VAN PELT-WATKINS: Wants to keep hers
I guess he figures serving in Springfield is better than being a political nobody – even though most people view the Statehouse Scene as the place where you go to get some training and experience before running for higher office in Chicago proper.

In Fioretti’s case, he’s decided to run in this year’s election cycle for an Illinois Senate seat – making him one of the people who votes “aye” to the idea of keeping John Cullerton in his position of authority by supporting him for another bid as Senate president.

To do that, he has to take on the incumbent legislator, who happens to be state Sen. Patricia Van Pelt-Watkins, D-Chicago, a woman who got elected to that post in 2012 – one year after losing her own bid for Chicago mayor in the 2011 election cycle.
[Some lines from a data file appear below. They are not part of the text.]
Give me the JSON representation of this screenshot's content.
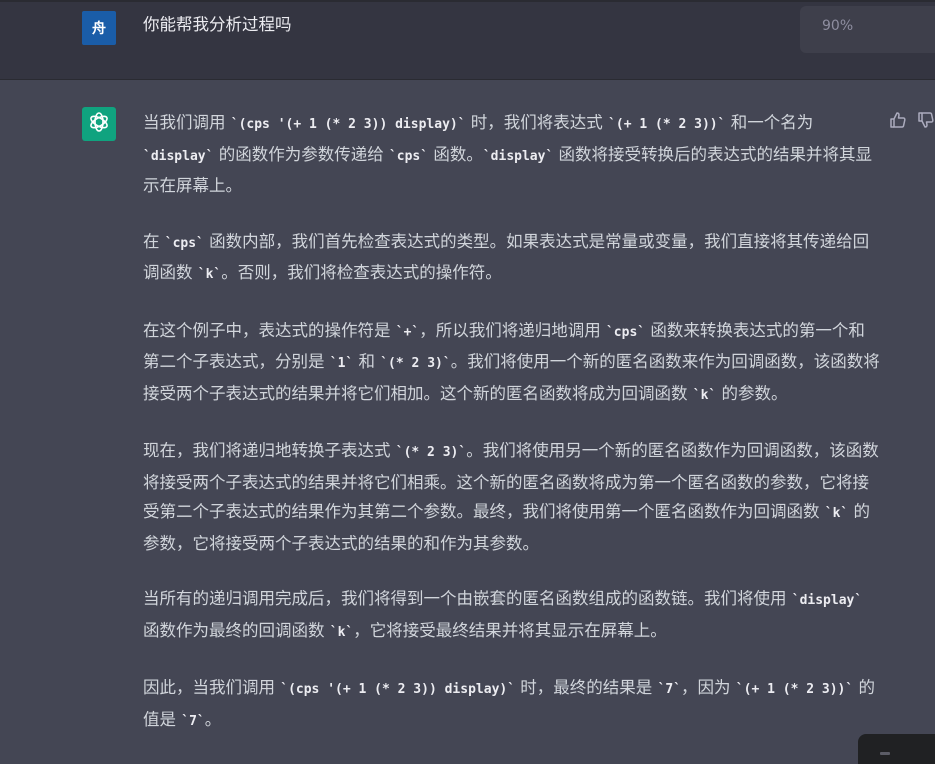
{
  "user_message": {
    "avatar_text": "舟",
    "text": "你能帮我分析过程吗"
  },
  "zoom_badge": {
    "text": "90%"
  },
  "assistant_message": {
    "paragraphs": [
      [
        {
          "t": "当我们调用 "
        },
        {
          "c": "`(cps '(+ 1 (* 2 3)) display)`"
        },
        {
          "t": " 时，我们将表达式 "
        },
        {
          "c": "`(+ 1 (* 2 3))`"
        },
        {
          "t": " 和一个名为 "
        },
        {
          "c": "`display`"
        },
        {
          "t": " 的函数作为参数传递给 "
        },
        {
          "c": "`cps`"
        },
        {
          "t": " 函数。"
        },
        {
          "c": "`display`"
        },
        {
          "t": " 函数将接受转换后的表达式的结果并将其显示在屏幕上。"
        }
      ],
      [
        {
          "t": "在 "
        },
        {
          "c": "`cps`"
        },
        {
          "t": " 函数内部，我们首先检查表达式的类型。如果表达式是常量或变量，我们直接将其传递给回调函数 "
        },
        {
          "c": "`k`"
        },
        {
          "t": "。否则，我们将检查表达式的操作符。"
        }
      ],
      [
        {
          "t": "在这个例子中，表达式的操作符是 "
        },
        {
          "c": "`+`"
        },
        {
          "t": "，所以我们将递归地调用 "
        },
        {
          "c": "`cps`"
        },
        {
          "t": " 函数来转换表达式的第一个和第二个子表达式，分别是 "
        },
        {
          "c": "`1`"
        },
        {
          "t": " 和 "
        },
        {
          "c": "`(* 2 3)`"
        },
        {
          "t": "。我们将使用一个新的匿名函数来作为回调函数，该函数将接受两个子表达式的结果并将它们相加。这个新的匿名函数将成为回调函数 "
        },
        {
          "c": "`k`"
        },
        {
          "t": " 的参数。"
        }
      ],
      [
        {
          "t": "现在，我们将递归地转换子表达式 "
        },
        {
          "c": "`(* 2 3)`"
        },
        {
          "t": "。我们将使用另一个新的匿名函数作为回调函数，该函数将接受两个子表达式的结果并将它们相乘。这个新的匿名函数将成为第一个匿名函数的参数，它将接受第二个子表达式的结果作为其第二个参数。最终，我们将使用第一个匿名函数作为回调函数 "
        },
        {
          "c": "`k`"
        },
        {
          "t": " 的参数，它将接受两个子表达式的结果的和作为其参数。"
        }
      ],
      [
        {
          "t": "当所有的递归调用完成后，我们将得到一个由嵌套的匿名函数组成的函数链。我们将使用 "
        },
        {
          "c": "`display`"
        },
        {
          "t": " 函数作为最终的回调函数 "
        },
        {
          "c": "`k`"
        },
        {
          "t": "，它将接受最终结果并将其显示在屏幕上。"
        }
      ],
      [
        {
          "t": "因此，当我们调用 "
        },
        {
          "c": "`(cps '(+ 1 (* 2 3)) display)`"
        },
        {
          "t": " 时，最终的结果是 "
        },
        {
          "c": "`7`"
        },
        {
          "t": "，因为 "
        },
        {
          "c": "`(+ 1 (* 2 3))`"
        },
        {
          "t": " 的值是 "
        },
        {
          "c": "`7`"
        },
        {
          "t": "。"
        }
      ]
    ]
  },
  "icons": [
    "thumbs-up-icon",
    "thumbs-down-icon",
    "chatgpt-logo-icon"
  ],
  "colors": {
    "user_bg": "#343541",
    "assistant_bg": "#444654",
    "gpt_avatar": "#10a37f",
    "user_avatar": "#1a5da8",
    "text": "#d1d5db"
  }
}
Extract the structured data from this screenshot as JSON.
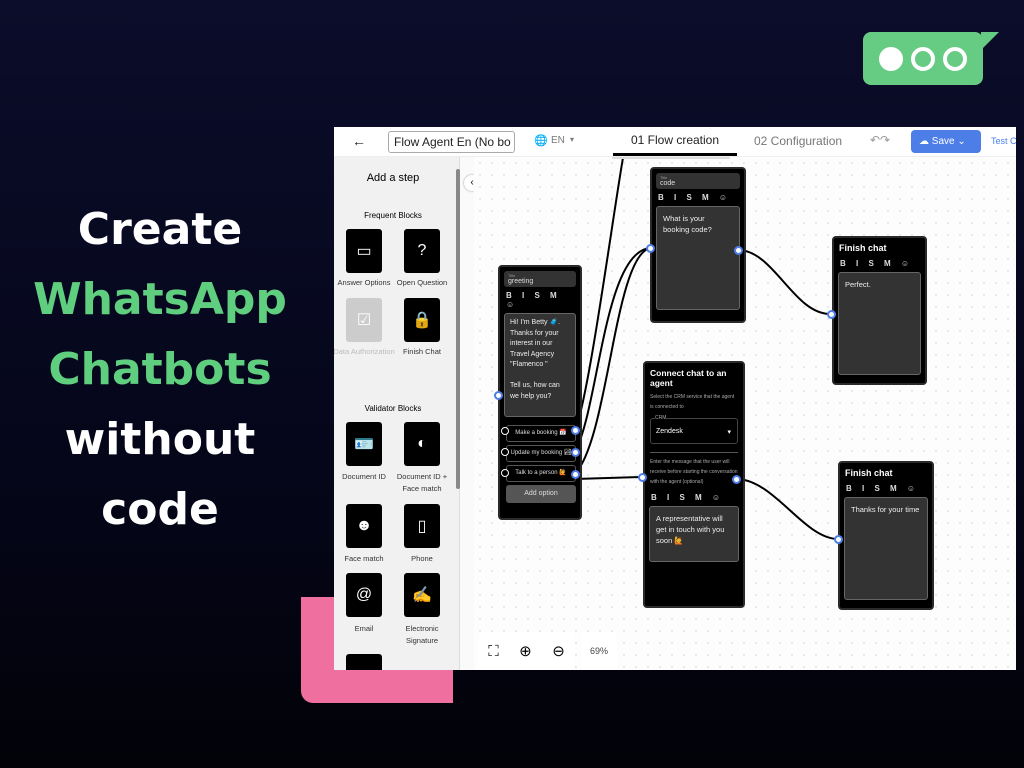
{
  "hero": {
    "line1": "Create",
    "line2": "WhatsApp",
    "line3": "Chatbots",
    "line4": "without",
    "line5": "code"
  },
  "colors": {
    "brand_green": "#66cc83",
    "accent_pink": "#ef6f9e",
    "save_blue": "#4d7ee8"
  },
  "header": {
    "back_icon": "arrow-left",
    "flow_name": "Flow Agent En (No bo",
    "language": "EN",
    "tabs": [
      {
        "label": "01 Flow creation",
        "active": true
      },
      {
        "label": "02 Configuration",
        "active": false
      }
    ],
    "save_label": "Save",
    "test_label": "Test C"
  },
  "sidebar": {
    "title": "Add a step",
    "frequent_title": "Frequent Blocks",
    "frequent": [
      {
        "label": "Answer Options",
        "icon": "answer-options"
      },
      {
        "label": "Open Question",
        "icon": "question"
      },
      {
        "label": "Data Authorization",
        "icon": "checklist",
        "disabled": true
      },
      {
        "label": "Finish Chat",
        "icon": "lock"
      }
    ],
    "validator_title": "Validator Blocks",
    "validator": [
      {
        "label": "Document ID",
        "icon": "id-card"
      },
      {
        "label": "Document ID + Face match",
        "icon": "id-face"
      },
      {
        "label": "Face match",
        "icon": "face"
      },
      {
        "label": "Phone",
        "icon": "phone"
      },
      {
        "label": "Email",
        "icon": "at"
      },
      {
        "label": "Electronic Signature",
        "icon": "signature"
      }
    ]
  },
  "nodes": {
    "greeting": {
      "title_label": "Title",
      "title": "greeting",
      "format": "B I S M ☺",
      "message": "Hi! I'm Betty 🧳. Thanks for your interest in our Travel Agency \"Flamenco \"\n\nTell us, how can we help you?",
      "options": [
        "Make a booking 📅",
        "Update my booking 🏞",
        "Talk to a person 🙋"
      ],
      "add_option": "Add option"
    },
    "code": {
      "title_label": "Title",
      "title": "code",
      "format": "B I S M ☺",
      "message": "What is your booking code?"
    },
    "finish1": {
      "heading": "Finish chat",
      "format": "B I S M ☺",
      "message": "Perfect."
    },
    "connect": {
      "heading": "Connect chat to an agent",
      "crm_desc": "Select the CRM service that the agent is connected to",
      "crm_label": "CRM",
      "crm_value": "Zendesk",
      "msg_desc": "Enter the message that the user will receive before starting the conversation with the agent (optional)",
      "format": "B I S M ☺",
      "message": "A representative will get in touch with you soon 🙋"
    },
    "finish2": {
      "heading": "Finish chat",
      "format": "B I S M ☺",
      "message": "Thanks for your time"
    }
  },
  "zoom": {
    "level": "69%"
  }
}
YES, SHE WAS one of the half-dozen people who had dreams of replacing Richard M. Daley when he decided not to seek re-election to a seventh term in the post.

Yes, she got her clock cleaned in that election cycle. Then again, Fioretti didn’t exactly inspire voters when he decided to take on Emanuel last year.

He may have had fantasies of capturing the support of those people whose passion was aroused into anger against Emanuel. But he couldn’t even qualify for a run-off election. Jesus Garcia was the legitimate opposition candidate to Rahm. Fioretti was barely more credible than Willie Wilson.

Actually, that’s probably an insult to the reputation of Wilson, for which I owe HIM an apology – not Fioretti.

FIORETTI IS TRYING to make an issue out of what appears to be a Van Pelt-Watkins gaffe – one in which she implied she supports the idea of “right to work” laws being enacted in Illinois. She now says she mis-spoke, and I’m actually inclined to believe her.

Because there have been many instances in my time as a reporter-type person writing about government when I suspected the public officials themselves didn’t truly comprehend what it was they were doing while passing or rejecting new laws.

There’s also the fact that my own memories of Fioretti as an alderman consist of a public official who liked the sound of his own voice.

I really wonder if much of the rants he used to go on about Daley, then Emanuel, were more inspired by the fact that he liked to hear himself talk. Many of his opposition tirades seemed a little too knee-jerk, as in he knew his answer was “no” but wasn’t always sure about why he was in opposition.

THE ONE-TIME LEGISLATIVE correspondent in me thinks the absolute last thing the General Assembly needs is another political blowhard.

It actually reminds me of Rickey Hendon, the one-time West Side alderman who later served several terms in the Illinois Senate. He developed a reputation as an outspoken goof, and we’d jokingly wonder how long it would be until then-Senate Democrat leader Emil Jones would try to have him whacked for his many outbursts.

Is that really the fate that Fioretti aspires to? Because he really comes across as one who is eager to have a government post – any post – to run, just so he can think of himself as a public servant and have a place to go during the day.

Either that, or perhaps his spouse Nicki, wants him out of the house more often.